Le preneur de son Claude Beaugrand, qui avait travaillé avec Pierre Perrault, Bernard Gosselin, Sylvie Groulx, Jean-Claude Labrecque et d’autres, s’adaptait à toutes les situations. Il proposait au quart-de-tour des solutions ingénieuses pour rendre justice aux diverses musiques, aux différentes voix, aux témoignages intimistes, aux confidences et était attentif au son ambiant. Andy Chmura, l’assistant-caméraman, était attentif à tout et soutenait Brault dans la résolution des problèmes techniques.

Enfin, André Corriveau était responsable du montage image et son. C’est lui, en consultation avec les auteurs, qui composait les films à partir du matériel tourné. Il apportait une sensibilité et une signature uniques au montage et il faisait ressortir toute la pertinence du propos. Pierre De Lanauze assurait la postproduction avec son équipe à Télémontage. Daniel Arié et les techniciens de Télépoint prendront la relève pour la deuxième partie de la série.

Photo de tournage de l'épisode Les Gens de plaisir (1978). Groupe de chanteurs, Saint-Denis-sur-Richelieu. Photo : Marie Chicoine. Collection personnelle d'André Gladu.

La production du Son des Français d’Amérique s’est faite avec le soutien de Simone Leroux et Anouk Brault de Nanouk Films et avec la collaboration de techniciens-substituts qui partageaient nos motivations. Merci aux autres monteurs : Josée Beaudet, Yves Dion, et aux preneurs de son : Esther Auger, Serge Beauchemin. Également aux différents assistants, Sylvain Brault, René Daigle, Ronald Brault, Suzanne Gabouri, Louis De Ernsted, Jocelyn Simard et Jacques Méthé.

En espérant, vous avoir convaincu que ce métier ne peut se pratiquer sans la coopération des autres. Il perpétue, comme les personnages de Dumas, le fameux adage : « Un pour tous, tous pour un… »

Notes de bas de page

1 Quelques directeurs de laboratoire ou chefs des services techniques (par exemple Conrad Perreault à l’ONF) admiratifs du travail de Brault lui proposaient des nouvelles pellicules récemment arrivées sur le marché pour qu’il en explore les possibilités.


André Gladu

À partir des années 70, André Gladu réalise plusieurs documentaires sur le Québec et les peuples francophones d’Amérique, notamment Le reel du pendu (1971), Le son des Français d’Amérique (1974-1980) coréalisé avec Michel Brault, Marc-Aurèle Fortin (1983), Pellan (1985), Liberty Street Blues (1986) sur le jazz Nouvelle-Orléans, Gaston Miron – les outils du poète (1994).

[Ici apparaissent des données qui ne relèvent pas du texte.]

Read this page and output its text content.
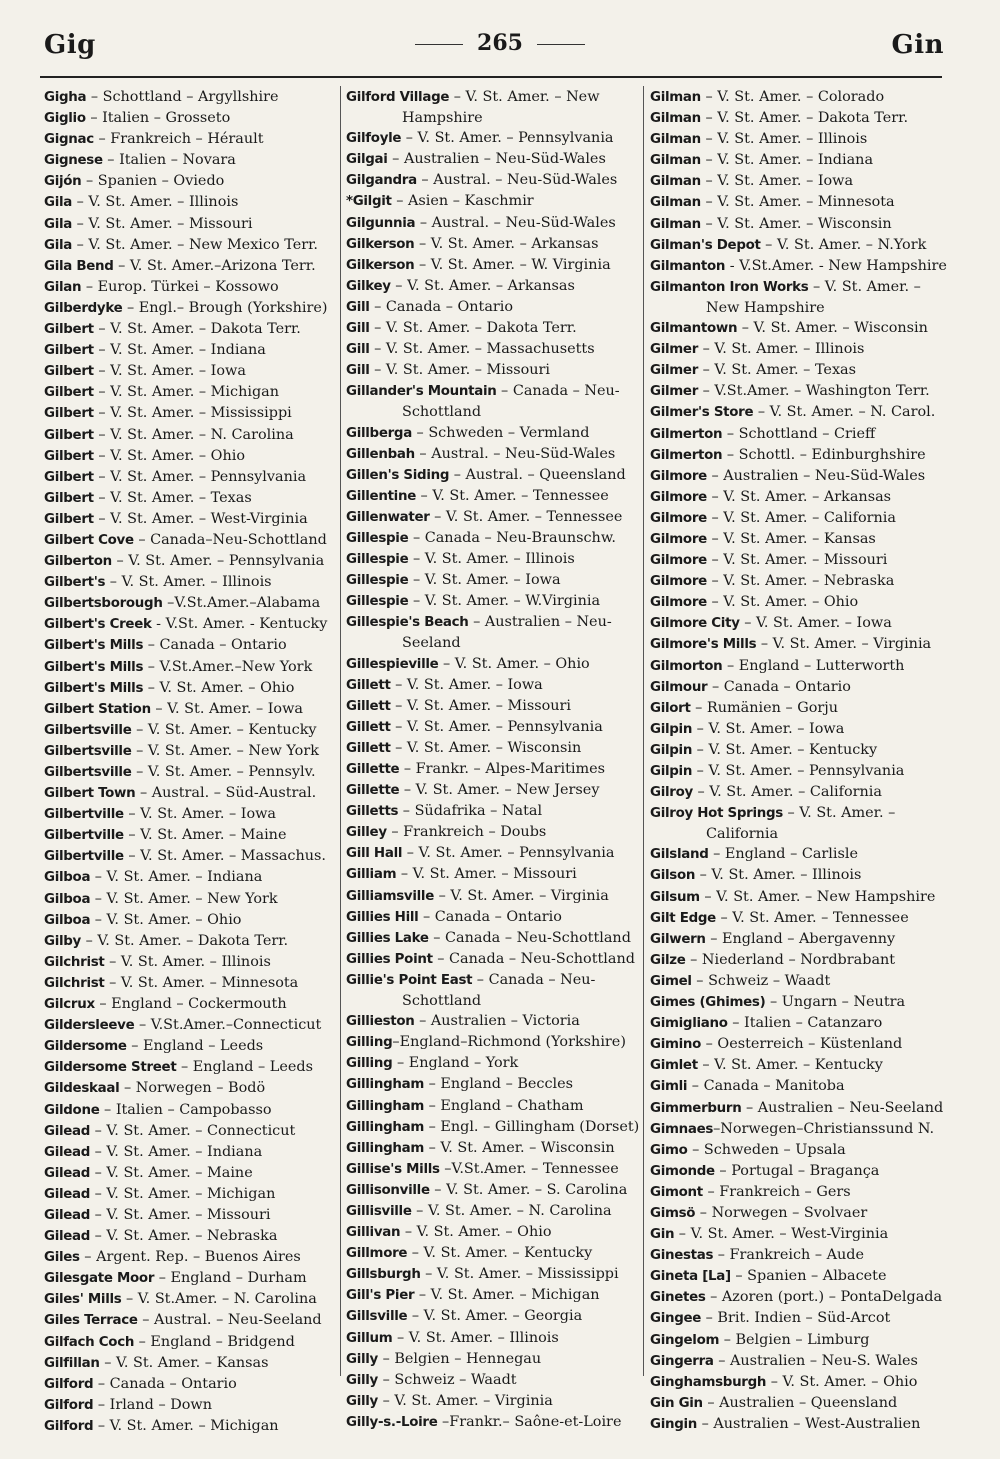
Gig	265	Gin
Gigha – Schottland – Argyllshire
Giglio – Italien – Grosseto
Gignac – Frankreich – Hérault
Gignese – Italien – Novara
Gijón – Spanien – Oviedo
Gila – V. St. Amer. – Illinois
Gila – V. St. Amer. – Missouri
Gila – V. St. Amer. – New Mexico Terr.
Gila Bend – V. St. Amer.–Arizona Terr.
Gilan – Europ. Türkei – Kossowo
Gilberdyke – Engl.– Brough (Yorkshire)
Gilbert – V. St. Amer. – Dakota Terr.
Gilbert – V. St. Amer. – Indiana
Gilbert – V. St. Amer. – Iowa
Gilbert – V. St. Amer. – Michigan
Gilbert – V. St. Amer. – Mississippi
Gilbert – V. St. Amer. – N. Carolina
Gilbert – V. St. Amer. – Ohio
Gilbert – V. St. Amer. – Pennsylvania
Gilbert – V. St. Amer. – Texas
Gilbert – V. St. Amer. – West-Virginia
Gilbert Cove – Canada–Neu-Schottland
Gilberton – V. St. Amer. – Pennsylvania
Gilbert's – V. St. Amer. – Illinois
Gilbertsborough –V.St.Amer.–Alabama
Gilbert's Creek - V.St. Amer. - Kentucky
Gilbert's Mills – Canada – Ontario
Gilbert's Mills – V.St.Amer.–New York
Gilbert's Mills – V. St. Amer. – Ohio
Gilbert Station – V. St. Amer. – Iowa
Gilbertsville – V. St. Amer. – Kentucky
Gilbertsville – V. St. Amer. – New York
Gilbertsville – V. St. Amer. – Pennsylv.
Gilbert Town – Austral. – Süd-Austral.
Gilbertville – V. St. Amer. – Iowa
Gilbertville – V. St. Amer. – Maine
Gilbertville – V. St. Amer. – Massachus.
Gilboa – V. St. Amer. – Indiana
Gilboa – V. St. Amer. – New York
Gilboa – V. St. Amer. – Ohio
Gilby – V. St. Amer. – Dakota Terr.
Gilchrist – V. St. Amer. – Illinois
Gilchrist – V. St. Amer. – Minnesota
Gilcrux – England – Cockermouth
Gildersleeve – V.St.Amer.–Connecticut
Gildersome – England – Leeds
Gildersome Street – England – Leeds
Gildeskaal – Norwegen – Bodö
Gildone – Italien – Campobasso
Gilead – V. St. Amer. – Connecticut
Gilead – V. St. Amer. – Indiana
Gilead – V. St. Amer. – Maine
Gilead – V. St. Amer. – Michigan
Gilead – V. St. Amer. – Missouri
Gilead – V. St. Amer. – Nebraska
Giles – Argent. Rep. – Buenos Aires
Gilesgate Moor – England – Durham
Giles' Mills – V. St.Amer. – N. Carolina
Giles Terrace – Austral. – Neu-Seeland
Gilfach Coch – England – Bridgend
Gilfillan – V. St. Amer. – Kansas
Gilford – Canada – Ontario
Gilford – Irland – Down
Gilford – V. St. Amer. – Michigan
Gilford Village – V. St. Amer. – New
Hampshire
Gilfoyle – V. St. Amer. – Pennsylvania
Gilgai – Australien – Neu-Süd-Wales
Gilgandra – Austral. – Neu-Süd-Wales
*Gilgit – Asien – Kaschmir
Gilgunnia – Austral. – Neu-Süd-Wales
Gilkerson – V. St. Amer. – Arkansas
Gilkerson – V. St. Amer. – W. Virginia
Gilkey – V. St. Amer. – Arkansas
Gill – Canada – Ontario
Gill – V. St. Amer. – Dakota Terr.
Gill – V. St. Amer. – Massachusetts
Gill – V. St. Amer. – Missouri
Gillander's Mountain – Canada – Neu-
Schottland
Gillberga – Schweden – Vermland
Gillenbah – Austral. – Neu-Süd-Wales
Gillen's Siding – Austral. – Queensland
Gillentine – V. St. Amer. – Tennessee
Gillenwater – V. St. Amer. – Tennessee
Gillespie – Canada – Neu-Braunschw.
Gillespie – V. St. Amer. – Illinois
Gillespie – V. St. Amer. – Iowa
Gillespie – V. St. Amer. – W.Virginia
Gillespie's Beach – Australien – Neu-
Seeland
Gillespieville – V. St. Amer. – Ohio
Gillett – V. St. Amer. – Iowa
Gillett – V. St. Amer. – Missouri
Gillett – V. St. Amer. – Pennsylvania
Gillett – V. St. Amer. – Wisconsin
Gillette – Frankr. – Alpes-Maritimes
Gillette – V. St. Amer. – New Jersey
Gilletts – Südafrika – Natal
Gilley – Frankreich – Doubs
Gill Hall – V. St. Amer. – Pennsylvania
Gilliam – V. St. Amer. – Missouri
Gilliamsville – V. St. Amer. – Virginia
Gillies Hill – Canada – Ontario
Gillies Lake – Canada – Neu-Schottland
Gillies Point – Canada – Neu-Schottland
Gillie's Point East – Canada – Neu-
Schottland
Gillieston – Australien – Victoria
Gilling–England–Richmond (Yorkshire)
Gilling – England – York
Gillingham – England – Beccles
Gillingham – England – Chatham
Gillingham – Engl. – Gillingham (Dorset)
Gillingham – V. St. Amer. – Wisconsin
Gillise's Mills –V.St.Amer. – Tennessee
Gillisonville – V. St. Amer. – S. Carolina
Gillisville – V. St. Amer. – N. Carolina
Gillivan – V. St. Amer. – Ohio
Gillmore – V. St. Amer. – Kentucky
Gillsburgh – V. St. Amer. – Mississippi
Gill's Pier – V. St. Amer. – Michigan
Gillsville – V. St. Amer. – Georgia
Gillum – V. St. Amer. – Illinois
Gilly – Belgien – Hennegau
Gilly – Schweiz – Waadt
Gilly – V. St. Amer. – Virginia
Gilly-s.-Loire –Frankr.– Saône-et-Loire
Gilman – V. St. Amer. – Colorado
Gilman – V. St. Amer. – Dakota Terr.
Gilman – V. St. Amer. – Illinois
Gilman – V. St. Amer. – Indiana
Gilman – V. St. Amer. – Iowa
Gilman – V. St. Amer. – Minnesota
Gilman – V. St. Amer. – Wisconsin
Gilman's Depot – V. St. Amer. – N.York
Gilmanton - V.St.Amer. - New Hampshire
Gilmanton Iron Works – V. St. Amer. –
New Hampshire
Gilmantown – V. St. Amer. – Wisconsin
Gilmer – V. St. Amer. – Illinois
Gilmer – V. St. Amer. – Texas
Gilmer – V.St.Amer. – Washington Terr.
Gilmer's Store – V. St. Amer. – N. Carol.
Gilmerton – Schottland – Crieff
Gilmerton – Schottl. – Edinburghshire
Gilmore – Australien – Neu-Süd-Wales
Gilmore – V. St. Amer. – Arkansas
Gilmore – V. St. Amer. – California
Gilmore – V. St. Amer. – Kansas
Gilmore – V. St. Amer. – Missouri
Gilmore – V. St. Amer. – Nebraska
Gilmore – V. St. Amer. – Ohio
Gilmore City – V. St. Amer. – Iowa
Gilmore's Mills – V. St. Amer. – Virginia
Gilmorton – England – Lutterworth
Gilmour – Canada – Ontario
Gilort – Rumänien – Gorju
Gilpin – V. St. Amer. – Iowa
Gilpin – V. St. Amer. – Kentucky
Gilpin – V. St. Amer. – Pennsylvania
Gilroy – V. St. Amer. – California
Gilroy Hot Springs – V. St. Amer. –
California
Gilsland – England – Carlisle
Gilson – V. St. Amer. – Illinois
Gilsum – V. St. Amer. – New Hampshire
Gilt Edge – V. St. Amer. – Tennessee
Gilwern – England – Abergavenny
Gilze – Niederland – Nordbrabant
Gimel – Schweiz – Waadt
Gimes (Ghimes) – Ungarn – Neutra
Gimigliano – Italien – Catanzaro
Gimino – Oesterreich – Küstenland
Gimlet – V. St. Amer. – Kentucky
Gimli – Canada – Manitoba
Gimmerburn – Australien – Neu-Seeland
Gimnaes–Norwegen–Christianssund N.
Gimo – Schweden – Upsala
Gimonde – Portugal – Bragança
Gimont – Frankreich – Gers
Gimsö – Norwegen – Svolvaer
Gin – V. St. Amer. – West-Virginia
Ginestas – Frankreich – Aude
Gineta [La] – Spanien – Albacete
Ginetes – Azoren (port.) – PontaDelgada
Gingee – Brit. Indien – Süd-Arcot
Gingelom – Belgien – Limburg
Gingerra – Australien – Neu-S. Wales
Ginghamsburgh – V. St. Amer. – Ohio
Gin Gin – Australien – Queensland
Gingin – Australien – West-Australien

En 1987-88 il conçoit le projet de Musée de l’image en mouvement de la Cinémathèque québécoise. De 1997 à 2002, il est producteur au Studio culture et expérimentation, Programme français, de l’ONF. Par la suite à titre de cinéaste résident il crée : Tintamarre (2004) et Marron (2006). À partir de 2014, il réalise un cycle de courts métrages sur les traditions de Lanaudière : Le chant du monde (2015), Matawinie « La rencontre des eaux » (2016), L’esprit du violon Trad (2018), Excusez-là et L’autre bout du monde (2021). En 2015, il reçoit le Prix Hommages de l’Académie Charles-Cros. Le Prix du Québec Albert-Tessier pour le cinéma lui est décerné en 2018.

Michel Brault

Né en 1928, Michel Brault se consacre d’abord à la photographie. Il se joint à l’Office national du film en tant que caméraman en 1956. Il collaborera notamment à quelques films de la fameuse série Candid Eye, produite par l’équipe anglaise. Il se tourne graduellement vers la réalisation, domaine dans lequel il se distingue, à l’aide d’une caméra portable, avec laquelle il capte le paysage identitaire en mutation du Québec de la Révolution tranquille. Il tourne avec Gilles Groulx et Marcel Carrière le film fondateur Les Raquetteurs en 1958. En 1963, Brault et Pierre Perrault tournent Pour la suite du monde, qui devient le premier classique du cinéma direct québécois. Il réalise aussi le film Les Ordres en 1974. En plus de son travail de réalisateur, Michel Brault aura signé la direction de la photographie d’œuvres phares comme Entre tu et vous (Gilles Groulx, 1969), Mon oncle Antoine (Claude Jutra, 1971), Kamouraska (Claude Jutra, 1973) et Les Bons Débarras (Francis Mankiewicz, 1980). Sa carrière totalisera plus de 200 films, à titre de réalisateur ou de directeur photo.